# Split single column into two columns use apply()
df[['First Name', 'Last Name']] = df["Student_details"].apply(lambda x: pd.Series(str(x).split(",")))
print(df)
1- why when i change the code to .apply(lambda x: str(x).split("," , expand=True))
i got an error which is "expand is invalid argument to split function"
2- why do i have to use pd.Series() although the default return value of str.split() is Series
3- how does pd.Series() return a series while it returns a DF -here-
i tried to write expand and use it normally but it didn't work
here is the DF
import pandas as pd
import numpy as np
technologies = {
'Student_details':["Pramodh_Roy", "Leena_Singh", "James_William", "Addem_Smith"],
'Courses':["Spark", "PySpark", "Pandas", "Hadoop"],
'Fee' :[25000, 20000, 22000, 25000]
}
df = pd.DataFrame(technologies)
print(df)
CodePudding user response:
df[['First Name', 'Last Name']] = df["Student_details"].str.split("_", expand=True)
I don't get what you want... is it about the solution above? Or do you really wanna know why #1 throws an error?
EDIT 1: The expand parameter does not exist for the split function of the str type you are referring to, as this is the str type of python. The expand parameter has been written for the split function for a Series in pandas.

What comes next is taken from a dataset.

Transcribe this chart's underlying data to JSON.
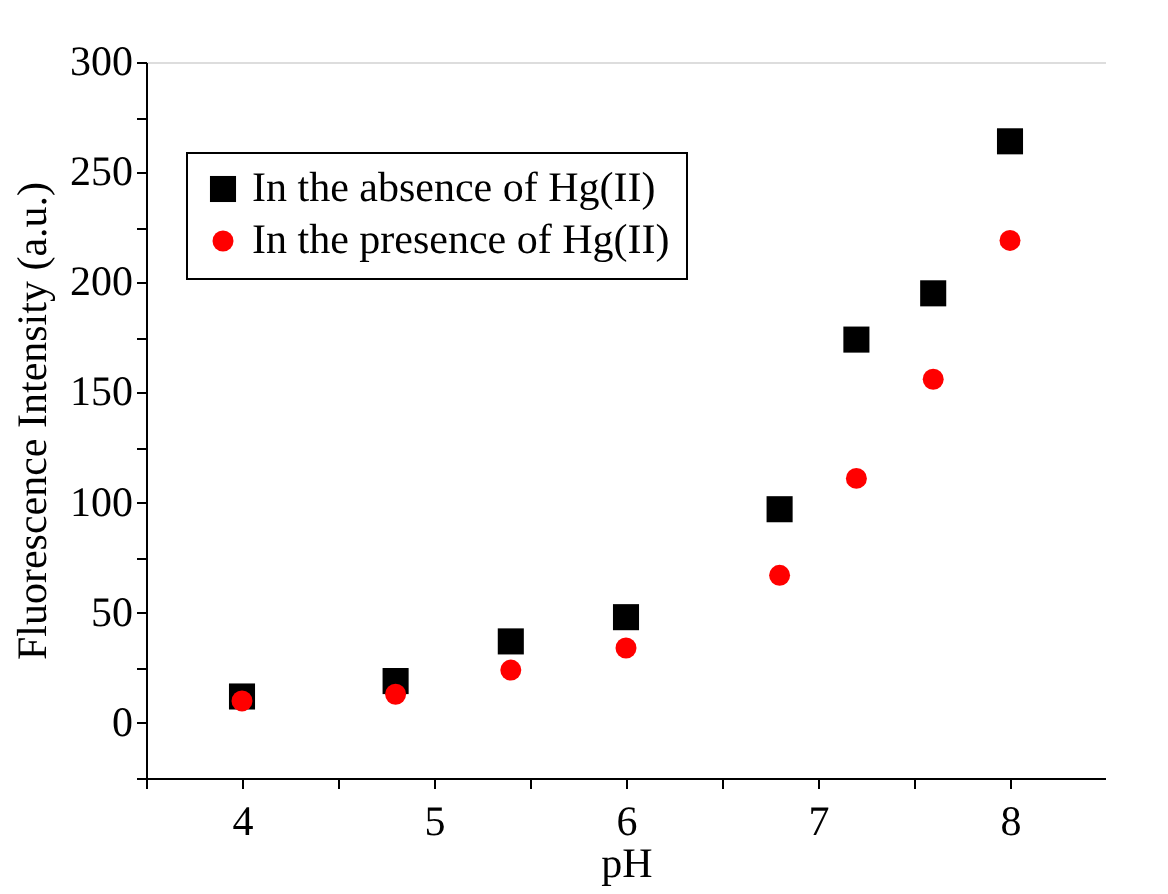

EDIT 2: Re your third question: As you can see in my suggestion, I'm not using even the pd.Series function, however of course the df["Student_details"] is a series. The key here in my answer is, that the "expand" parameter is here returning a DF with as many columns as required for the split results. So if one of the names were "a_b_c_d" I would get in total a df with four columns.
CodePudding user response:
FYI, this does work:
technologies = {
'Student_details':["Pramodh_Roy", "Leena_Singh", "James_William", "Addem_Smith"],
'Courses':["Spark", "PySpark", "Pandas", "Hadoop"],
'Fee' :[25000, 20000, 22000, 25000]
}
df = pd.DataFrame(technologies)
df[['First Name', 'Last Name']] = df["Student_details"].apply(lambda x: pd.Series(str(x).split("_")))
print(df)
Output:
Student_details Courses Fee First Name Last Name
0 Pramodh_Roy Spark 25000 Pramodh Roy
1 Leena_Singh PySpark 20000 Leena Singh
2 James_William Pandas 22000 James William
3 Addem_Smith Hadoop 25000 Addem Smith